The company was a well-established Removal Company that had found itself with significant debts caused by customers not paying invoices when due.

HMRC had sent in its own Bailiffs and was threatening to seize the company goods in lieu of taxes due. The directors had 18 employees and had signed personal guarantees for the vans being used so the liquidation would not have gotten rid of the personal guarantee and would in fact have crystallised the debts due.

The initial liability had more than doubled and was now around £289,000 and the VAT and PAYE were due at the end of the quarter. The directors had legal threats from over seven different creditors, including the local Council, who were the landlords.

OVERALL DEBTS TO THE COMPANY: £289,000 – COMPANY TURNOVER: £656,000 – EMPLOYEES: 18

The Solution

We sat down with the directors and asked them what they wanted to do and what was important to them. Having discovered what was essential to the directors, we agreed on a plan of action which included a communication strategy for all creditors, and we took the hassle away within days. Having taken away the creditor pressure, we then worked closely with the directors for 6 weeks to assess the way forward and decided that Creditor Voluntary Liquidation was the best route forward to protect the director’s and creditors’ interests.

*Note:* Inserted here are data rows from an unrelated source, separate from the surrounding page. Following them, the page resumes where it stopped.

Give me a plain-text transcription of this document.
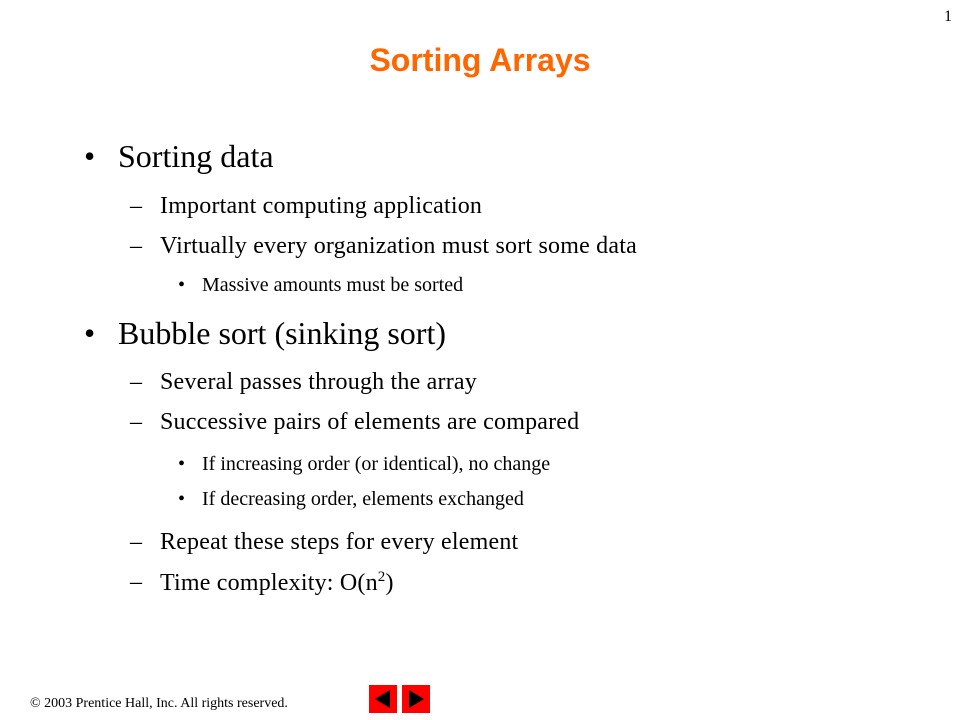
1
Sorting Arrays
• Sorting data
– Important computing application
– Virtually every organization must sort some data
• Massive amounts must be sorted
• Bubble sort (sinking sort)
– Several passes through the array
– Successive pairs of elements are compared
• If increasing order (or identical), no change
• If decreasing order, elements exchanged
– Repeat these steps for every element
– Time complexity: $O(n^2)$
© 2003 Prentice Hall, Inc. All rights reserved.
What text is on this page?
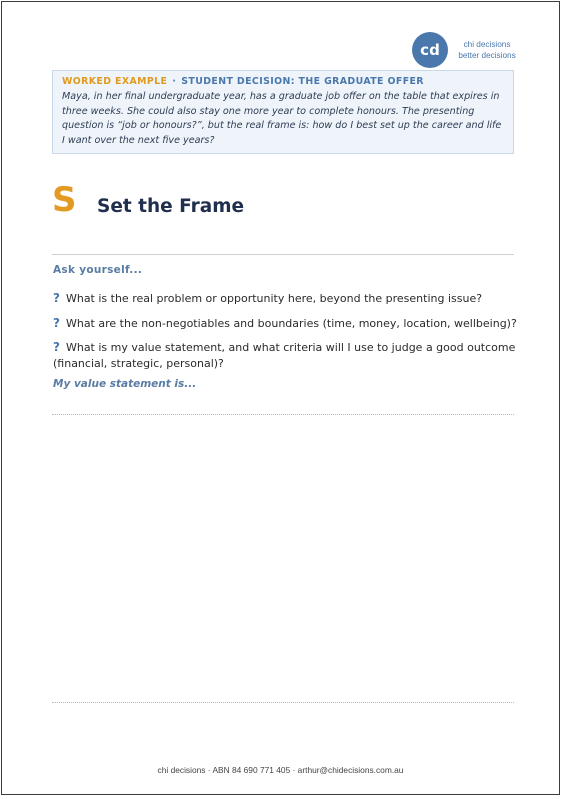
cd	chi decisions
better decisions
WORKED EXAMPLE · STUDENT DECISION: THE GRADUATE OFFER
Maya, in her final undergraduate year, has a graduate job offer on the table that expires in three weeks. She could also stay one more year to complete honours. The presenting question is “job or honours?”, but the real frame is: how do I best set up the career and life I want over the next five years?
S Set the Frame
Ask yourself...
? What is the real problem or opportunity here, beyond the presenting issue?
? What are the non-negotiables and boundaries (time, money, location, wellbeing)?
? What is my value statement, and what criteria will I use to judge a good outcome (financial, strategic, personal)?
My value statement is...
chi decisions · ABN 84 690 771 405 · arthur@chidecisions.com.au
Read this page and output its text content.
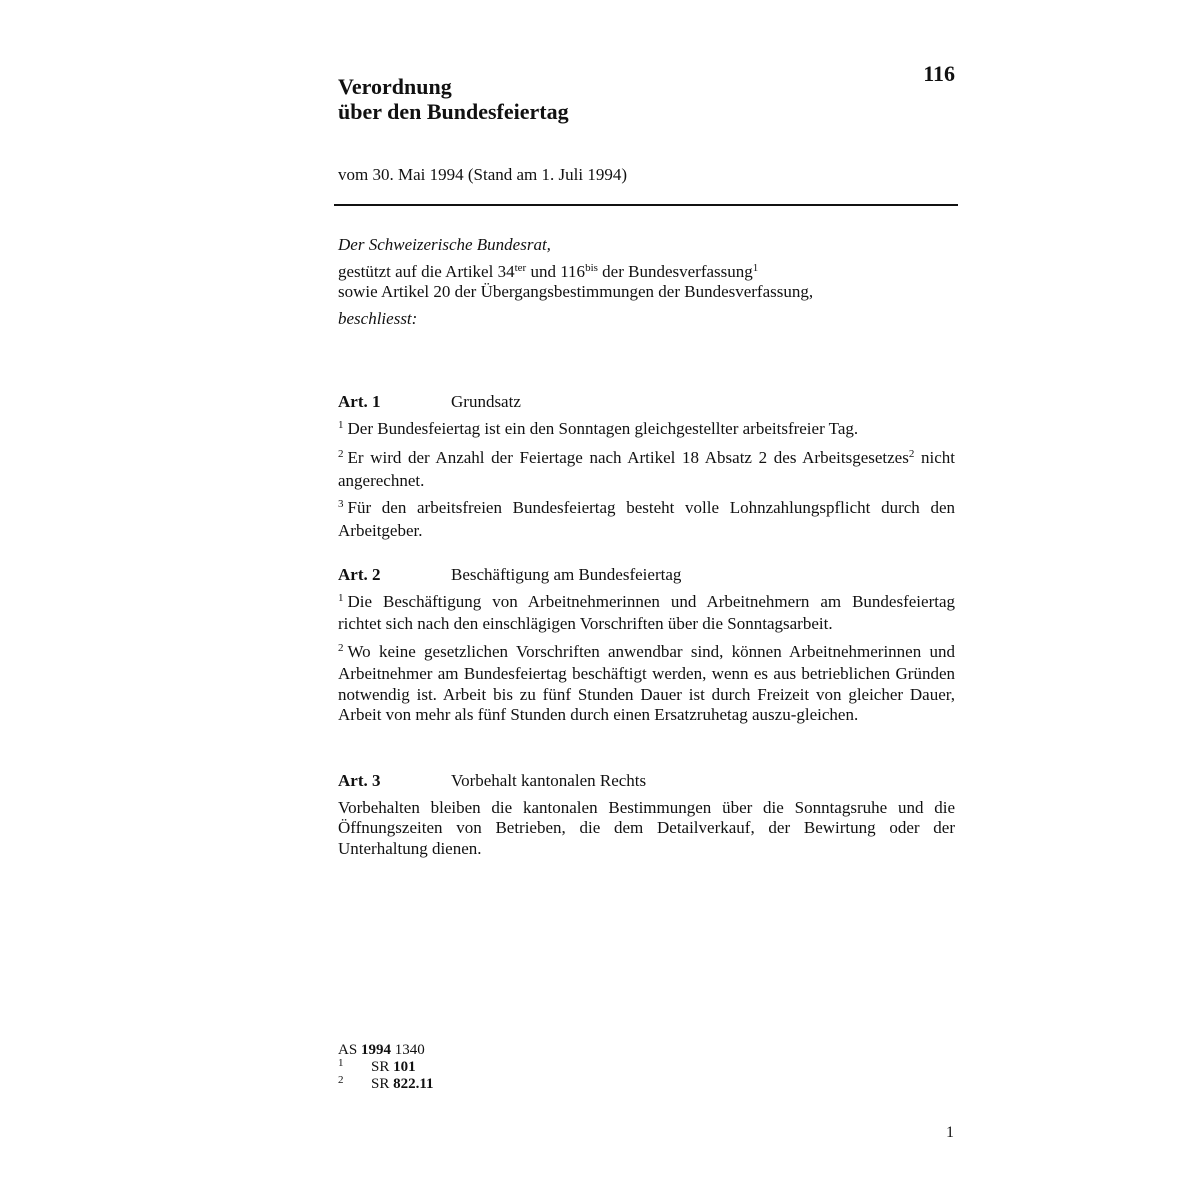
Verordnung
über den Bundesfeiertag
116
vom 30. Mai 1994 (Stand am 1. Juli 1994)

Der Schweizerische Bundesrat,

gestützt auf die Artikel $34^{ter}$ und $116^{bis}$ der Bundesverfassung$^1$

sowie Artikel 20 der Übergangsbestimmungen der Bundesverfassung,

beschliesst:

Art. 1	Grundsatz

$^1$ Der Bundesfeiertag ist ein den Sonntagen gleichgestellter arbeitsfreier Tag.

$^2$ Er wird der Anzahl der Feiertage nach Artikel 18 Absatz 2 des Arbeitsgesetzes$^2$ nicht angerechnet.

$^3$ Für den arbeitsfreien Bundesfeiertag besteht volle Lohnzahlungspflicht durch den Arbeitgeber.

Art. 2	Beschäftigung am Bundesfeiertag

$^1$ Die Beschäftigung von Arbeitnehmerinnen und Arbeitnehmern am Bundesfeiertag richtet sich nach den einschlägigen Vorschriften über die Sonntagsarbeit.

$^2$ Wo keine gesetzlichen Vorschriften anwendbar sind, können Arbeitnehmerinnen und Arbeitnehmer am Bundesfeiertag beschäftigt werden, wenn es aus betrieblichen Gründen notwendig ist. Arbeit bis zu fünf Stunden Dauer ist durch Freizeit von gleicher Dauer, Arbeit von mehr als fünf Stunden durch einen Ersatzruhetag auszu-gleichen.

Art. 3	Vorbehalt kantonalen Rechts

Vorbehalten bleiben die kantonalen Bestimmungen über die Sonntagsruhe und die Öffnungszeiten von Betrieben, die dem Detailverkauf, der Bewirtung oder der Unterhaltung dienen.

AS 1994 1340
1	SR 101
2	SR 822.11
1
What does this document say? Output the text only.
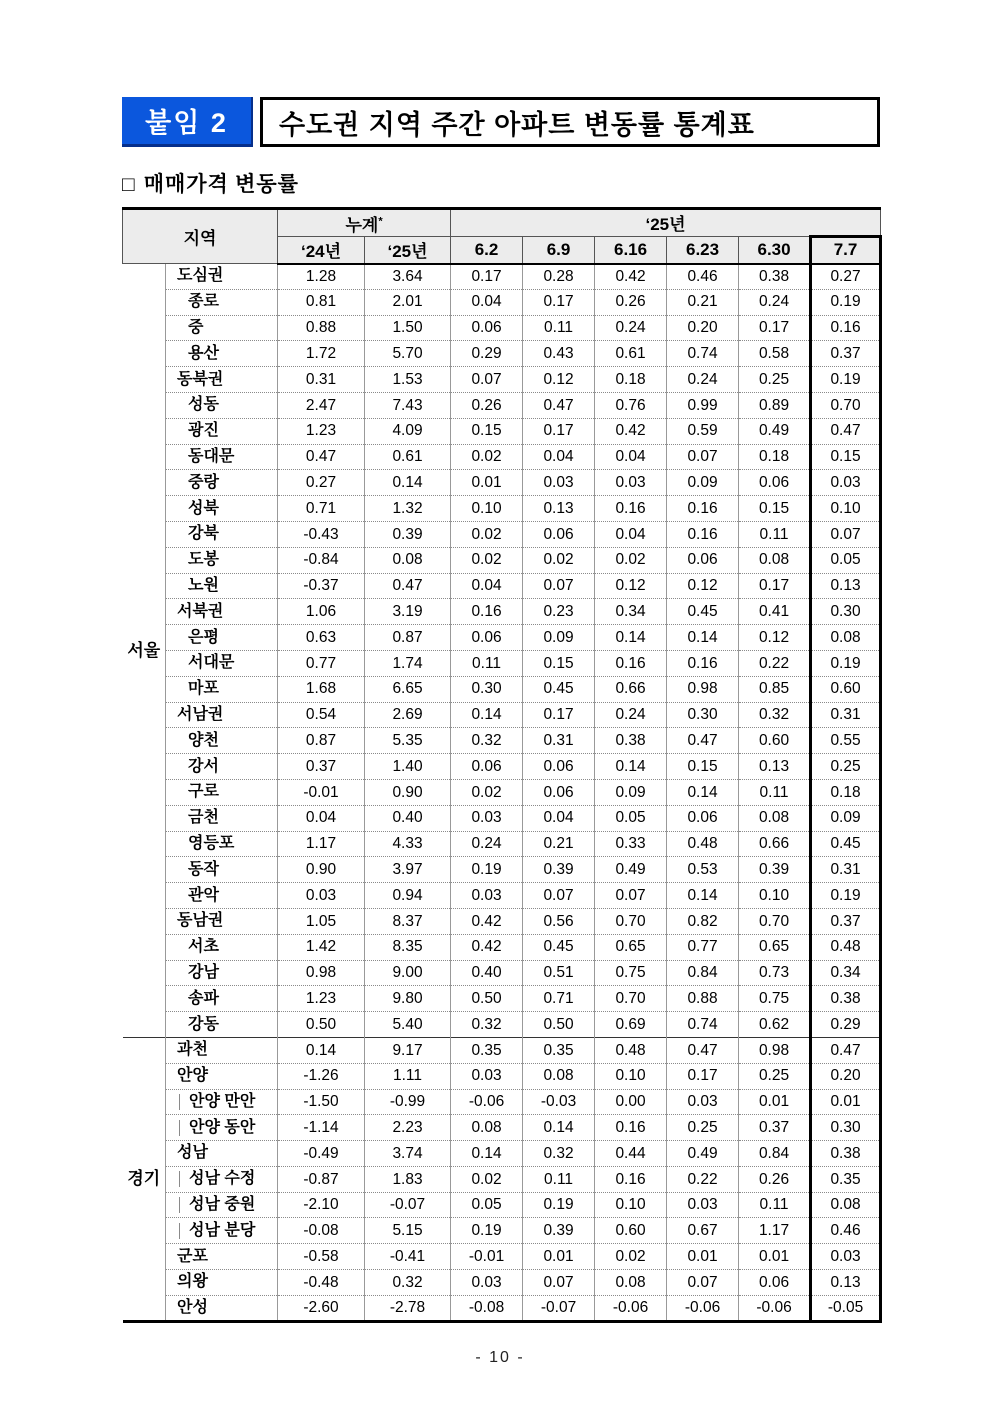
붙임 2 수도권 지역 주간 아파트 변동률 통계표
□ 매매가격 변동률
지역		누계*		‘25년					
		‘24년	‘25년	6.2	6.9	6.16	6.23	6.30	7.7
서울	도심권	1.28	3.64	0.17	0.28	0.42	0.46	0.38	0.27

	종로	0.81	2.01	0.04	0.17	0.26	0.21	0.24	0.19

	중	0.88	1.50	0.06	0.11	0.24	0.20	0.17	0.16

	용산	1.72	5.70	0.29	0.43	0.61	0.74	0.58	0.37

	동북권	0.31	1.53	0.07	0.12	0.18	0.24	0.25	0.19

	성동	2.47	7.43	0.26	0.47	0.76	0.99	0.89	0.70

	광진	1.23	4.09	0.15	0.17	0.42	0.59	0.49	0.47

	동대문	0.47	0.61	0.02	0.04	0.04	0.07	0.18	0.15

	중랑	0.27	0.14	0.01	0.03	0.03	0.09	0.06	0.03

	성북	0.71	1.32	0.10	0.13	0.16	0.16	0.15	0.10

	강북	-0.43	0.39	0.02	0.06	0.04	0.16	0.11	0.07

	도봉	-0.84	0.08	0.02	0.02	0.02	0.06	0.08	0.05

	노원	-0.37	0.47	0.04	0.07	0.12	0.12	0.17	0.13

	서북권	1.06	3.19	0.16	0.23	0.34	0.45	0.41	0.30

	은평	0.63	0.87	0.06	0.09	0.14	0.14	0.12	0.08

	서대문	0.77	1.74	0.11	0.15	0.16	0.16	0.22	0.19

	마포	1.68	6.65	0.30	0.45	0.66	0.98	0.85	0.60

	서남권	0.54	2.69	0.14	0.17	0.24	0.30	0.32	0.31

	양천	0.87	5.35	0.32	0.31	0.38	0.47	0.60	0.55

	강서	0.37	1.40	0.06	0.06	0.14	0.15	0.13	0.25

	구로	-0.01	0.90	0.02	0.06	0.09	0.14	0.11	0.18

	금천	0.04	0.40	0.03	0.04	0.05	0.06	0.08	0.09

	영등포	1.17	4.33	0.24	0.21	0.33	0.48	0.66	0.45

	동작	0.90	3.97	0.19	0.39	0.49	0.53	0.39	0.31

	관악	0.03	0.94	0.03	0.07	0.07	0.14	0.10	0.19

	동남권	1.05	8.37	0.42	0.56	0.70	0.82	0.70	0.37

	서초	1.42	8.35	0.42	0.45	0.65	0.77	0.65	0.48

	강남	0.98	9.00	0.40	0.51	0.75	0.84	0.73	0.34

	송파	1.23	9.80	0.50	0.71	0.70	0.88	0.75	0.38

	강동	0.50	5.40	0.32	0.50	0.69	0.74	0.62	0.29
경기	과천	0.14	9.17	0.35	0.35	0.48	0.47	0.98	0.47

	안양	-1.26	1.11	0.03	0.08	0.10	0.17	0.25	0.20

	안양 만안	-1.50	-0.99	-0.06	-0.03	0.00	0.03	0.01	0.01

	안양 동안	-1.14	2.23	0.08	0.14	0.16	0.25	0.37	0.30

	성남	-0.49	3.74	0.14	0.32	0.44	0.49	0.84	0.38

	성남 수정	-0.87	1.83	0.02	0.11	0.16	0.22	0.26	0.35

	성남 중원	-2.10	-0.07	0.05	0.19	0.10	0.03	0.11	0.08

	성남 분당	-0.08	5.15	0.19	0.39	0.60	0.67	1.17	0.46

	군포	-0.58	-0.41	-0.01	0.01	0.02	0.01	0.01	0.03

	의왕	-0.48	0.32	0.03	0.07	0.08	0.07	0.06	0.13

	안성	-2.60	-2.78	-0.08	-0.07	-0.06	-0.06	-0.06	-0.05
- 10 -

We started up a new company under a similar name which is very tricky, as you will see if you check section 216 of the Insolvency Act 1986. We transferred the vehicles across to the new company removing the threat of the personal guarantees. The new company commenced to trade, and the old company was closed, ring-fencing the debts and leaving the new company to trade debt free, keeping all but two staff employed.

A Creditor Voluntary Liquidation and ‘Phoenix’ company solved all the directors’ problems and I am pleased to say they are still doing very well.